This project involves the use of ensemble models to analyze salary data obtained from the Census Bureau. The analysis aims to predict whether individuals earn more or less than $50K per year based on seven demographic variables. This assignment follows up on a previous analysis (CA03), utilizing the same dataset but focusing on ensemble methods to improve prediction accuracy and model performance.
The dataset is reused from CA03, featuring demographics and salary information:
- Number of target classes: 2 ('>50K' and '<=50K') [Labels: 1, 0]

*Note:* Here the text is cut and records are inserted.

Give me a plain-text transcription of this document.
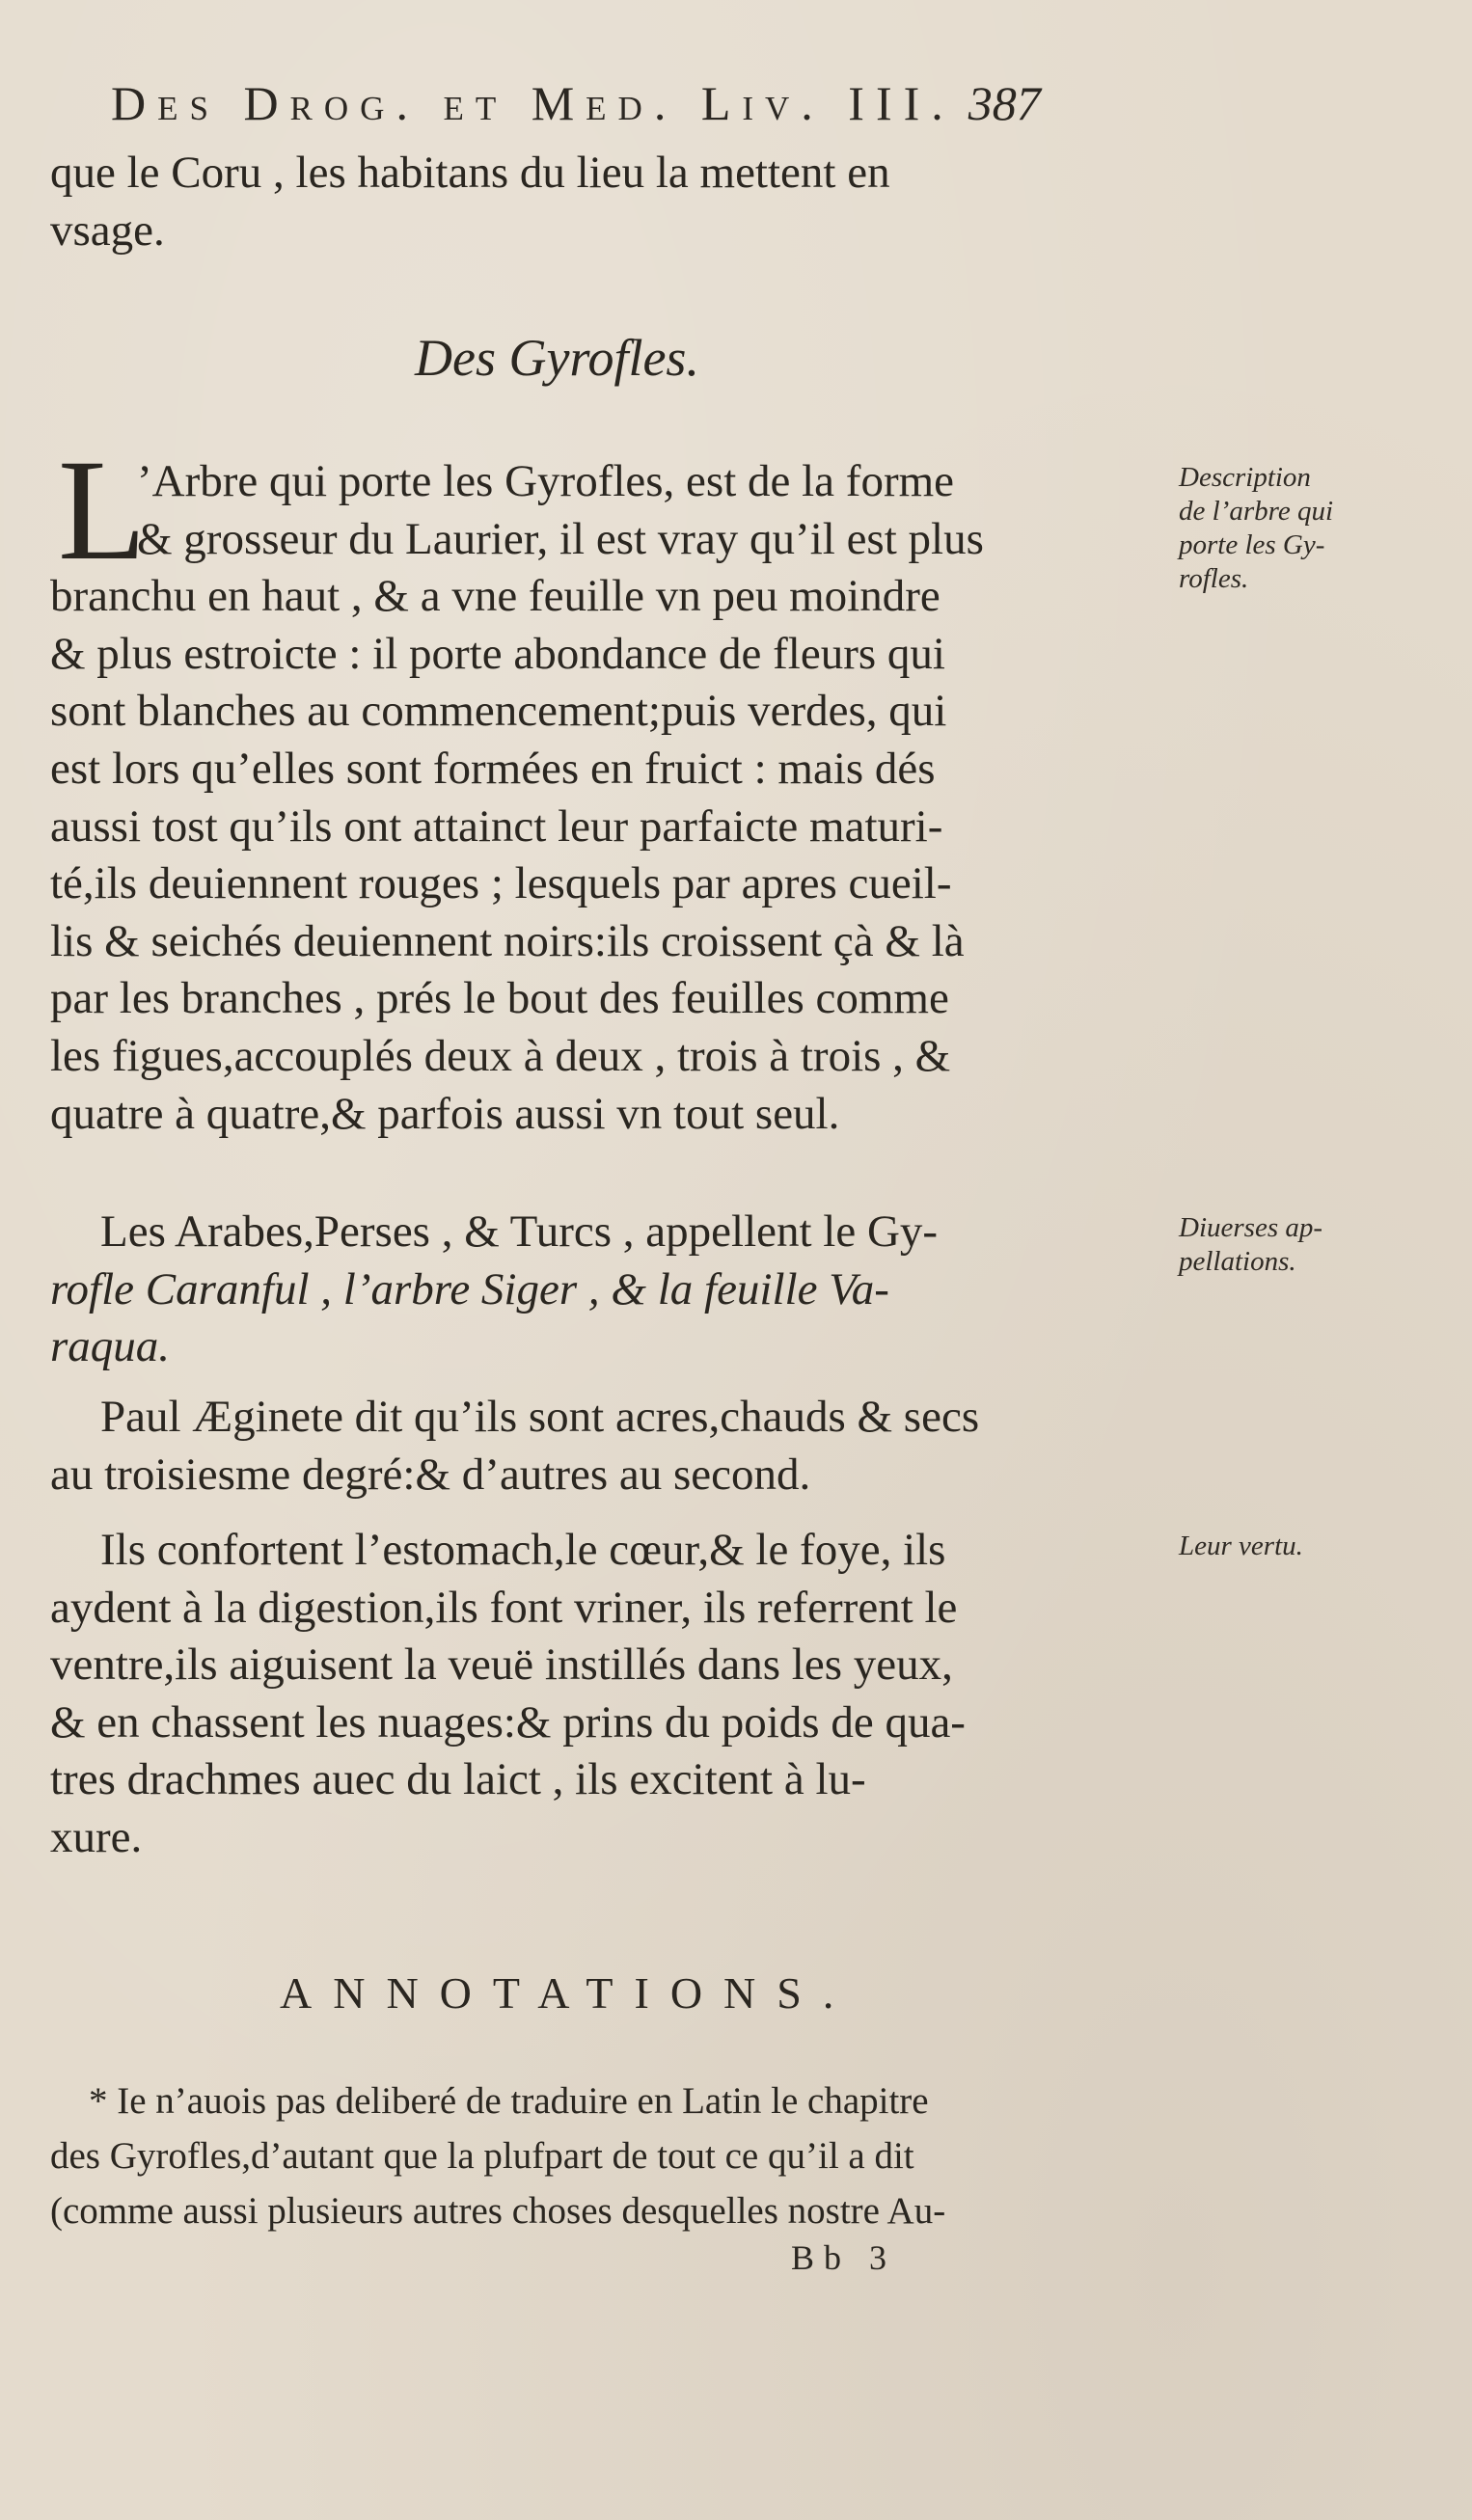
Des Drog. et Med. Liv. III. 387
que le Coru , les habitans du lieu la mettent en
vsage.
Des Gyrofles.
L
’Arbre qui porte les Gyrofles, est de la forme
& grosseur du Laurier, il est vray qu’il est plus
branchu en haut , & a vne feuille vn peu moindre
& plus estroicte : il porte abondance de fleurs qui
sont blanches au commencement;puis verdes, qui
est lors qu’elles sont formées en fruict : mais dés
aussi tost qu’ils ont attainct leur parfaicte maturi-
té,ils deuiennent rouges ; lesquels par apres cueil-
lis & seichés deuiennent noirs:ils croissent çà & là
par les branches , prés le bout des feuilles comme
les figues,accouplés deux à deux , trois à trois , &
quatre à quatre,& parfois aussi vn tout seul.
Les Arabes,Perses , & Turcs , appellent le Gy-
rofle Caranful , l’arbre Siger , & la feuille Va-
raqua.
Paul Æginete dit qu’ils sont acres,chauds & secs
au troisiesme degré:& d’autres au second.
Ils confortent l’estomach,le cœur,& le foye, ils
aydent à la digestion,ils font vriner, ils referrent le
ventre,ils aiguisent la veuë instillés dans les yeux,
& en chassent les nuages:& prins du poids de qua-
tres drachmes auec du laict , ils excitent à lu-
xure.
Description
de l’arbre qui
porte les Gy-
rofles.
Diuerses ap-
pellations.
Leur vertu.
ANNOTATIONS.
* Ie n’auois pas deliberé de traduire en Latin le chapitre
des Gyrofles,d’autant que la plufpart de tout ce qu’il a dit
(comme aussi plusieurs autres choses desquelles nostre Au-
Bb 3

- Number of attributes (Columns): 7
- Number of instances (Rows): 48,842
Data can be accessed at the following URL: https://github.com/ArinB/MSBA-CA-03-Decision-Trees/blob/master/census_data.csv?raw=true
-
Data Preparation: Utilize the provided path to load the dataset. Split the data into training and test sets based on a specific column in the dataset. Ensure data cleaning and transformations are applied as done in CA03.
-
Finding Optimal Value of a Key Ensemble Method Hyper-parameter: Analyze the effect of the number of estimators on model performance. This involves plotting Accuracy vs. n_estimators and AUC vs. n_estimators graphs to find the optimal number of estimators.
-
Building Ensemble Models:
- Train a Random Forest Model with the dataset. Explore the model's behavior and find an optimal number of estimators from the set [50, 100, 150, 200, 250, 300, 350, 400, 450, 500].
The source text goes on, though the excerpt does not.